Within a few years Mr. Hantke had erected a new and more commodious log house. His wife spun wool and knit socks and mittens, while he worked in the woods two winters in order to get a little money in hand. They often drove in their ox team, or walked, to the Fischer German Lutheran Church, and Mrs. Hantke sometimes walked to Neillsville, a basket on each arm to sell farm produce. She received only 10 cents a pound for butter and the same price for a dozen eggs--a big contrast with the prices that prevail at the present day.

Ernest Hantke died on that farm at the age of 50 years, after making good progress in its development. He was a worthy and respected citizen and served both on the school board, and on the board of his church, of which he was a leading member and strong supporter. His widow is still living. Their children were: Elizabeth, Ida (deceased), Louis, Pauline, Otto, August (deceased), Ernest (deceased), Anna, Minnie and Oscar. Otto A. Hantke was educated in the old McPherson district school in Grant Township and grew to manhood on his parents' farm, where he acquired a competent knowledge of agriculture in assisting his father.

When a young man he also spent two winters in the woods.
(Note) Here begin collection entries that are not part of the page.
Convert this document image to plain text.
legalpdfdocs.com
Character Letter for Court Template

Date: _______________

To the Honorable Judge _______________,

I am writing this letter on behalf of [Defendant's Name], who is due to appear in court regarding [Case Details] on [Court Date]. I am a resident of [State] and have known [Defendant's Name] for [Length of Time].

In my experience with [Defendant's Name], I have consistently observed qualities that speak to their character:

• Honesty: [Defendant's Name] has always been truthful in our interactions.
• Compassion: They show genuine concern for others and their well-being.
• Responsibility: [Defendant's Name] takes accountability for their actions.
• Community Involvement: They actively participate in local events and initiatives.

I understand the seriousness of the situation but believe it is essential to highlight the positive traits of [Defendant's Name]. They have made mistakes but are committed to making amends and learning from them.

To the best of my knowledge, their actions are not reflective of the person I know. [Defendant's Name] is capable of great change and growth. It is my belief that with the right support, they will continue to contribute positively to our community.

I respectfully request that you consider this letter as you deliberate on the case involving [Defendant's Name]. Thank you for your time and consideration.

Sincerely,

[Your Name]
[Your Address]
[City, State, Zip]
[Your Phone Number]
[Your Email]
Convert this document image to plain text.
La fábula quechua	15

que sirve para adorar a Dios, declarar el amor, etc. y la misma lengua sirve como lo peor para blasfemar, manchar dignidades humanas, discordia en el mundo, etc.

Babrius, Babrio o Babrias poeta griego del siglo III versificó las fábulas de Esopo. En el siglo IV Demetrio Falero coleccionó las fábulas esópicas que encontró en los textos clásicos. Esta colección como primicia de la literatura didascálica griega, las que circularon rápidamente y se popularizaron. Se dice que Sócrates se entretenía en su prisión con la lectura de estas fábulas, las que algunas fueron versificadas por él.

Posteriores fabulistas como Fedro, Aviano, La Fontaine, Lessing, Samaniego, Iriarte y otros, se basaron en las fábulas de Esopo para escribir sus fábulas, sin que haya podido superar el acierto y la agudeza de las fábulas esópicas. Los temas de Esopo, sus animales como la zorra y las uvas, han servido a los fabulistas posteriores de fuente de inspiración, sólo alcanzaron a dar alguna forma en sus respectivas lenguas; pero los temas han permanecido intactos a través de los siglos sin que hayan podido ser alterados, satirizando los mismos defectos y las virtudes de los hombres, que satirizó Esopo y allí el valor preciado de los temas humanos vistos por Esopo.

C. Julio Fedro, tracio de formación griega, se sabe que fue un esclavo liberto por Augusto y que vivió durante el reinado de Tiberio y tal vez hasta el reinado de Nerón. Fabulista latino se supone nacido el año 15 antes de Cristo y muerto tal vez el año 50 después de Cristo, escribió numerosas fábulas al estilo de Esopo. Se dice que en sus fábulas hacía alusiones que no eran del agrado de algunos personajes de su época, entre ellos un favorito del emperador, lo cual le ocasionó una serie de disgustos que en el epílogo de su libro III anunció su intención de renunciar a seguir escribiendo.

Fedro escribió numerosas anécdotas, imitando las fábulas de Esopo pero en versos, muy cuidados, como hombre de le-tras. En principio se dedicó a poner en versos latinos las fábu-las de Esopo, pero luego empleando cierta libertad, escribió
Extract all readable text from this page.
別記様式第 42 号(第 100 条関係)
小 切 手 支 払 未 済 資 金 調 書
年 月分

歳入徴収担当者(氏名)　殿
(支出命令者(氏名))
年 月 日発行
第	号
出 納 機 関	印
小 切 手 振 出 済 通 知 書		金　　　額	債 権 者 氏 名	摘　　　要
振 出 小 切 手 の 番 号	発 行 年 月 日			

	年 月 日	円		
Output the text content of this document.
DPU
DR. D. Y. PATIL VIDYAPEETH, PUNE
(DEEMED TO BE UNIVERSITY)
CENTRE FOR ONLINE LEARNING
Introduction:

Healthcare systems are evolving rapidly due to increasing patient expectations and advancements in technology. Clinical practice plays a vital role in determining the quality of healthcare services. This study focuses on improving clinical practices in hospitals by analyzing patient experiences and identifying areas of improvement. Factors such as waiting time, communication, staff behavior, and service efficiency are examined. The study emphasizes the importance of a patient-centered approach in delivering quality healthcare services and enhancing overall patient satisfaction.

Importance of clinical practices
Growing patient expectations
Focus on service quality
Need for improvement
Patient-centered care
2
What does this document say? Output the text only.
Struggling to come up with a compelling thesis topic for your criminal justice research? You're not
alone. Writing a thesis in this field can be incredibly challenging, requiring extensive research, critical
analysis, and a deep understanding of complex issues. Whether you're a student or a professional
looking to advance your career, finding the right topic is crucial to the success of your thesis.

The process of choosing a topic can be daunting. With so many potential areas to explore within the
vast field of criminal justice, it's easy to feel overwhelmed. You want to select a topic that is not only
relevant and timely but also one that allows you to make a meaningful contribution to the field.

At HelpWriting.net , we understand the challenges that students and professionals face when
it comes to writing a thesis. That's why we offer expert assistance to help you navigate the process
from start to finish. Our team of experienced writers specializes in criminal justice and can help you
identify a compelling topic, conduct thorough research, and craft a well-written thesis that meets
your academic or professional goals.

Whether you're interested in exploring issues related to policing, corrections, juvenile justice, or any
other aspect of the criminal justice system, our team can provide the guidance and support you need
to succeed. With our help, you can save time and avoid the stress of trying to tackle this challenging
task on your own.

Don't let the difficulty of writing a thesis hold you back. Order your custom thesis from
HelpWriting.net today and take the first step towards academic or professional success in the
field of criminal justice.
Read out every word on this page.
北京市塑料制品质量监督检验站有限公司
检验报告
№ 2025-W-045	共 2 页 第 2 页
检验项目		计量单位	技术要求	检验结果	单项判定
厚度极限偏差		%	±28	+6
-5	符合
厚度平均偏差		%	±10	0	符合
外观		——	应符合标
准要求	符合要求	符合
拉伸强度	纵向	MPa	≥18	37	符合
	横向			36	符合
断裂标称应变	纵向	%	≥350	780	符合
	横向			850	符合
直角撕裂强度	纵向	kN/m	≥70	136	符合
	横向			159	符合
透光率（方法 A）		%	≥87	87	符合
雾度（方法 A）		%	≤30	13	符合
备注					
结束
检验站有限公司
In time he came into possession of the homestead, which was then a tract of 120 acres, but to which he has since added an improved tract of eighty acres, lying across the road in sections 28 and 33. He is carrying on general farming successfully, raising a good grade of stock and has served as supervisor of the township and as a member of the school board.

Mr. Hantke was first married to Mary Lazotta, daughter of Mathias Lazotta, a pioneer settler in Grant Township. She died at the age of 32, leaving four children: Leo, Reuben, Anthony and Lillian. Mr. Hantke married for his second wife, Mrs. Otellia Jacobt, daughter of Joseph Jacobt, and widow of Gustaf Wolf. Of this second marriage no children have been born. By her former marriage Mrs. Hantke had one child, Elsie.